Peiting – Viel wird in diesen Zeiten über den öffentlichen Nahverkehr geredet, schließlich kommt ihm eine große Rolle zu, wenn es um die Wende zu mehr klimafreundlicher Mobilität geht. Doch gerade am Land klaffen Wunsch und Wirklichkeit nach wie vor weit auseinander. Einen Weg, wie es gehen könnte, zeigt seit vergangenem Jahr die Marktgemeinde Peiting auf. Statt eines Ortsbusses, der stoisch nach Fahrplan feste Haltepunkte abklappert und keine Rücksicht auf die individuellen Bedürfnisse der Reisenden nimmt, bringen drei E-Autos die Bürger innerhalb des Orts von A nach B. Es gibt keine festen Haltestellen und Abfahrtszeiten, auch zahlen müssen die Fahrgäste für den Service nichts. Geordert wird das Peitingmobil einfach per Anruf.

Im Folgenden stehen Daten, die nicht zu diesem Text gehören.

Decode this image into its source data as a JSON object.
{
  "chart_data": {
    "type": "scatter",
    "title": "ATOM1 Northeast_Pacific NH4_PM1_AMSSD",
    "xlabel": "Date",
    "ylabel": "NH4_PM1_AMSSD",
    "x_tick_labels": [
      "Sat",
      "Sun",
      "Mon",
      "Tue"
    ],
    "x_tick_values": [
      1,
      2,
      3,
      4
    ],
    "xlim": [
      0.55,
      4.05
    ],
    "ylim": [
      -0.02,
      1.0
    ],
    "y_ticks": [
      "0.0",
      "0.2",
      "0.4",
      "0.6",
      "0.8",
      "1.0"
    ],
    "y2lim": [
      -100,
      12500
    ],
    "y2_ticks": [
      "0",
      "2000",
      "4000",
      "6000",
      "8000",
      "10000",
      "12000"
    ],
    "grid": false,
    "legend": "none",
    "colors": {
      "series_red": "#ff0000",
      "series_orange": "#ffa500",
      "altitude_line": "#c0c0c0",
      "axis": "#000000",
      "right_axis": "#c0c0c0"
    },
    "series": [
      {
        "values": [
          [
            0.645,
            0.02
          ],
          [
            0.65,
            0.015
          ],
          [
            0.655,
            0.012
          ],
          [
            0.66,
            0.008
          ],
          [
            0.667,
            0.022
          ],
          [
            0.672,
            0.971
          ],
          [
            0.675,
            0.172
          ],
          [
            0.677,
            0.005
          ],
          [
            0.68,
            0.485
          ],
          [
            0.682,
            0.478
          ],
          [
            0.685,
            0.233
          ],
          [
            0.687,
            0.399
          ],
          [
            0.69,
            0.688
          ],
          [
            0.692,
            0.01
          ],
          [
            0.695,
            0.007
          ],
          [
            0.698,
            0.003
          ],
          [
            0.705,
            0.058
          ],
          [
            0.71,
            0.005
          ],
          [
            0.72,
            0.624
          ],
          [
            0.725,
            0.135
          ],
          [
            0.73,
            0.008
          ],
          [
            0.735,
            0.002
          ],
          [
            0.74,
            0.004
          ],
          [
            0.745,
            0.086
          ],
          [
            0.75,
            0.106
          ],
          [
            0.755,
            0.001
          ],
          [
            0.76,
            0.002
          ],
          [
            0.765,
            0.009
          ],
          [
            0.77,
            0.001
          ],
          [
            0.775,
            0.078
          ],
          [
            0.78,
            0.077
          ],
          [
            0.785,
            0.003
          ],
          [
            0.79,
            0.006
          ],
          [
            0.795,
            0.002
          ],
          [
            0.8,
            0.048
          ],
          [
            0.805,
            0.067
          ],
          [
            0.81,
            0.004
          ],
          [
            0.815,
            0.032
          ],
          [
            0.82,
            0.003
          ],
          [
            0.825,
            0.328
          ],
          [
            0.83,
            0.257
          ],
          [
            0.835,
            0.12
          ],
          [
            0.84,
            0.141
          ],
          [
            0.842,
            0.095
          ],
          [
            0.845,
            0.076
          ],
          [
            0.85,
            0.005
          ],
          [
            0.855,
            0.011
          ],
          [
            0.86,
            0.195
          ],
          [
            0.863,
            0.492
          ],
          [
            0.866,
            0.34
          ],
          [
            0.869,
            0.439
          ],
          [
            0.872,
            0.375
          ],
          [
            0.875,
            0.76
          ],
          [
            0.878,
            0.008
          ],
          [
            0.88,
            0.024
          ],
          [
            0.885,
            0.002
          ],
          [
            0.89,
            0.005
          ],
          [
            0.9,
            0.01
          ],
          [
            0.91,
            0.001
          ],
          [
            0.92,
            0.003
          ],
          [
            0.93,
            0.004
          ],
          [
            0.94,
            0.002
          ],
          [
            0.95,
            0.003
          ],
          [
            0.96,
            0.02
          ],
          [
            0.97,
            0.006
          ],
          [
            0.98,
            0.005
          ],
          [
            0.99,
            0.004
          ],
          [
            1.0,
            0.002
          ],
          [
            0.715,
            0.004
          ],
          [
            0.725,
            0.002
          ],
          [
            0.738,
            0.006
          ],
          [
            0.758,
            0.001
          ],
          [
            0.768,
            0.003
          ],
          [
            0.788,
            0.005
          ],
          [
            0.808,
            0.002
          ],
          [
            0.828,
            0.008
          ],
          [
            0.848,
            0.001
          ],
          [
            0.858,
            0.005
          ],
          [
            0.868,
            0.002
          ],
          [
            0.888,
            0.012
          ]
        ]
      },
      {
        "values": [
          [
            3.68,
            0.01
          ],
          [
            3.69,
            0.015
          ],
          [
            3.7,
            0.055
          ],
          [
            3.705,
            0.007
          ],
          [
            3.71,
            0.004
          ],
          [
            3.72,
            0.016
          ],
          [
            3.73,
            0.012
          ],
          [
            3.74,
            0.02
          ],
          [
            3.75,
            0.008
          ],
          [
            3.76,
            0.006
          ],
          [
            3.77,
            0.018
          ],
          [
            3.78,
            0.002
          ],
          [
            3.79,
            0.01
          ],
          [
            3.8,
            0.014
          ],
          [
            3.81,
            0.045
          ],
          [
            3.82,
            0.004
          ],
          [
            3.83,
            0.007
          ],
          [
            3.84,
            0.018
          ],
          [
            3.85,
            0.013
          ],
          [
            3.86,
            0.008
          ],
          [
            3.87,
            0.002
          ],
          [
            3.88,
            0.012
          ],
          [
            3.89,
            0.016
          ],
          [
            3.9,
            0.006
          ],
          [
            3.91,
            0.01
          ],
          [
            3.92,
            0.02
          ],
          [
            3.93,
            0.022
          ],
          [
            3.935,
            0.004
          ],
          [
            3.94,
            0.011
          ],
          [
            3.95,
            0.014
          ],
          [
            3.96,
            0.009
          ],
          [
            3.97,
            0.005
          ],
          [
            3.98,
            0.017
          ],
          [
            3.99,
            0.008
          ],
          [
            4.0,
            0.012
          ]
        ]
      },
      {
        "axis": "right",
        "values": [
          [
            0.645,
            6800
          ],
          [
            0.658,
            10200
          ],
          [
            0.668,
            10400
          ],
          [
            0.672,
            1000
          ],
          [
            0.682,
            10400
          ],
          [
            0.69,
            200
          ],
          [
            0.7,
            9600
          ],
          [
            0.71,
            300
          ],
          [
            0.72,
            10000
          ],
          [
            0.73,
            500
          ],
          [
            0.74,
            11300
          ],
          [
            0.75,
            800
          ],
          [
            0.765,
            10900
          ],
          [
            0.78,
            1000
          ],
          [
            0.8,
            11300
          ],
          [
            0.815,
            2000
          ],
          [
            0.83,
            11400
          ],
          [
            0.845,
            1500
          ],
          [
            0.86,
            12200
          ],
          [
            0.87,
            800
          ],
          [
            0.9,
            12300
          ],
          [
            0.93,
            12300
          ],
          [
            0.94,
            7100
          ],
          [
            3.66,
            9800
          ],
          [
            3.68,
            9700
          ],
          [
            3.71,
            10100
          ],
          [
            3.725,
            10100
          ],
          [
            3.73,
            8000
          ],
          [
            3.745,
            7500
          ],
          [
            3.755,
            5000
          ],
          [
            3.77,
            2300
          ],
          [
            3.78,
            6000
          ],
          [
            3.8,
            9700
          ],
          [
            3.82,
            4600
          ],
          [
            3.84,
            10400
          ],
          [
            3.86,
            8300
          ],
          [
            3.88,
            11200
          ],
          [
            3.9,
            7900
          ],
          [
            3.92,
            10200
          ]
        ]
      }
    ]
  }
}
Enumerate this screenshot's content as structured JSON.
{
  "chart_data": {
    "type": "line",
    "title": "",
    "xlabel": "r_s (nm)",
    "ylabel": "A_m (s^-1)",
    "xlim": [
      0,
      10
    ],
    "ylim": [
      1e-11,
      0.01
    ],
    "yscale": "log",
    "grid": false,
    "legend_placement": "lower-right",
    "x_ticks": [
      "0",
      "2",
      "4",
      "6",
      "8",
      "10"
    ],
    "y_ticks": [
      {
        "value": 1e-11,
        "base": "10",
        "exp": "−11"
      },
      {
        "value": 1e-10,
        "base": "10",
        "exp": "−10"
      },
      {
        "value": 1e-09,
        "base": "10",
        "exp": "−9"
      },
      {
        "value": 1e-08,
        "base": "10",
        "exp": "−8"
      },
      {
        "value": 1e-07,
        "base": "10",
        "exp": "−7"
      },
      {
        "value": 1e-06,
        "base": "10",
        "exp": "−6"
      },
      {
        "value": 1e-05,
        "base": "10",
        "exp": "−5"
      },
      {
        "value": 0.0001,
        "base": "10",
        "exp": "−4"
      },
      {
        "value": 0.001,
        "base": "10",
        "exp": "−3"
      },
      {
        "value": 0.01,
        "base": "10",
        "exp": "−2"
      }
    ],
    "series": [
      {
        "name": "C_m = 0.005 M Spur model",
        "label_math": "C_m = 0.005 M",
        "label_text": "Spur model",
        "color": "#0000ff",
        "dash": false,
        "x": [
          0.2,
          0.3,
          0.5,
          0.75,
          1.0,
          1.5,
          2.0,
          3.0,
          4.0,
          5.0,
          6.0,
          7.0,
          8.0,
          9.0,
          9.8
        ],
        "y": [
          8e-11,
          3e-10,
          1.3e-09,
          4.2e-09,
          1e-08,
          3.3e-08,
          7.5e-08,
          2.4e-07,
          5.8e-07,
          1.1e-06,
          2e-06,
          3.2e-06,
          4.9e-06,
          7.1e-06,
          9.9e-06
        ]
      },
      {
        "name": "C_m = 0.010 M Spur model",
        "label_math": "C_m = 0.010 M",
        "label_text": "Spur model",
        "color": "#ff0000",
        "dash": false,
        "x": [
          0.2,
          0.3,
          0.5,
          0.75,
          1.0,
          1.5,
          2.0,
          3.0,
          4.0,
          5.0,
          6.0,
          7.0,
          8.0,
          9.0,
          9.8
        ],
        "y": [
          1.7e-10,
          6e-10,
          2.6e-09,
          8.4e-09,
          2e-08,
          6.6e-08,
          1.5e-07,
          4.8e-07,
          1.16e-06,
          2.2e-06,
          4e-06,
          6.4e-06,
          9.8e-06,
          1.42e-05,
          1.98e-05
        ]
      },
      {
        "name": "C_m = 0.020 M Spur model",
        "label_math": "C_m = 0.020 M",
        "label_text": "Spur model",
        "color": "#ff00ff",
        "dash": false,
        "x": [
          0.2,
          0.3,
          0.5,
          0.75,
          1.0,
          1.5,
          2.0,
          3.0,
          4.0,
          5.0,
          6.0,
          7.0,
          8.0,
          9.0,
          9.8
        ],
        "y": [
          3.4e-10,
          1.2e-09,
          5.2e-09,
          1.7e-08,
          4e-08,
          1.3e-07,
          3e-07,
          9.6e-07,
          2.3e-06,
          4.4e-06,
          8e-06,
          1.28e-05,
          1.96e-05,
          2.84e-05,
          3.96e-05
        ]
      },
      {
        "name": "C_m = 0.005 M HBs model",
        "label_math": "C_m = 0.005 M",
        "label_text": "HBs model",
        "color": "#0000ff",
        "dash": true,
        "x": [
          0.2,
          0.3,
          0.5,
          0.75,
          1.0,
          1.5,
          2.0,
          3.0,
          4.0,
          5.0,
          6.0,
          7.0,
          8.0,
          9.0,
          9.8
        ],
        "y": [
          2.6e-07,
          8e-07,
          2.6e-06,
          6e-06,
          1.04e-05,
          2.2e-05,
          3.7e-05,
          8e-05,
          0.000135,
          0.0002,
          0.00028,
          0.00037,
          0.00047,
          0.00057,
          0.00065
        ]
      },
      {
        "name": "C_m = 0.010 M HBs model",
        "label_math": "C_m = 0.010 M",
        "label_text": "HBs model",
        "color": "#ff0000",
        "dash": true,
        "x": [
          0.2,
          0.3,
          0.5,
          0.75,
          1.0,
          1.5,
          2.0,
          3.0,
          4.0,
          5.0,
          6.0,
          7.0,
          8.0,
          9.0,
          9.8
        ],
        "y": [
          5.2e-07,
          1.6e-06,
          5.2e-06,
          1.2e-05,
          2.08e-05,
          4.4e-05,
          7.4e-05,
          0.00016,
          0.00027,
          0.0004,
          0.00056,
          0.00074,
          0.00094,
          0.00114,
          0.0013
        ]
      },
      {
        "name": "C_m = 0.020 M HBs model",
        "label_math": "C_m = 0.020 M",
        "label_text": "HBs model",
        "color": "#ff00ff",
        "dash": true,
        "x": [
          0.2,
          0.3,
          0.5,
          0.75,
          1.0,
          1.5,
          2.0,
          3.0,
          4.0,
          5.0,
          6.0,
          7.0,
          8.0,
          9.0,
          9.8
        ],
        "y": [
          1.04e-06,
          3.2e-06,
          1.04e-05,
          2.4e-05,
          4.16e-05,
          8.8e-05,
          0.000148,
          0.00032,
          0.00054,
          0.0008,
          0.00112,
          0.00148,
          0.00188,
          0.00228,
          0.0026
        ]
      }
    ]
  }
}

Im Ort kommt das simple Konzept an. Über 23 000 Fahrten haben die E-Autos seit Juli 2022 bereits absolviert. Vor allem bei der älteren Bevölkerung erfreut sich das Peitingmobil großer Beliebtheit, über 80 Prozent der Fahrgäste sind Senioren, die das Angebot vor allem für Einkaufsfahrten und Arztbesuche nutzen. Kein Wunder also, dass Bürgermeister Peter Ostenrieder, der die Idee zu dem bayernweiten Pilotprojekt hatte, zufrieden von einer „Erfolgsgeschichte“ spricht.
Betriebskosten von 167.000 Euro für 2024 kalkuliert
Ob auch der Gemeinderat diese Einschätzung teilt, wird sich am morgigen Dienstag zeigen, wenn es in der nächsten Sitzung des Gremiums darum geht, ob das Projekt über die Probephase hinaus, die noch bis Juli 2024 läuft, verlängert werden soll. Bei der Entscheidung dürfte vor allem die Frage der Finanzierbarkeit eine wichtige Rolle spielen. Für heuer rechnet man mit Kosten von rund 140 000 Euro, für 2024 sieht die Kalkulation Gesamtausgaben von knapp 167 000 Euro vor, sollte das Projekt über den Juli hinaus weitergeführt werden. Eingerechnet ist darin schon, dass die Fahrzeugflotte ab diesem Zeitpunkt von drei auf zwei Wagen schrumpft. Die Mehrausgaben seien höheren Kosten für Personal, Strom sowie den Leasingraten geschuldet, erklärt der Rathauschef.
Damit liegt man zwar immer noch deutlich unter dem ursprünglich angesetzten Betrag von 200 000 Euro pro Jahr. Allerdings fällt nach den ersten beiden Jahren der Zuschuss der Regierung von Oberbayern weg, die das Pilotprojekt derzeit noch mit 50 Prozent fördert. Heißt, die Gemeinde müsste ab Juli 2024 die kompletten Kosten aus eigener Tasche bezahlen – kein Pappenstiel angesichts der klammen Haushaltslage, die zuletzt dazu führte, dass man Steuern und Gebühren in allen Bereichen anheben musste (wir berichteten).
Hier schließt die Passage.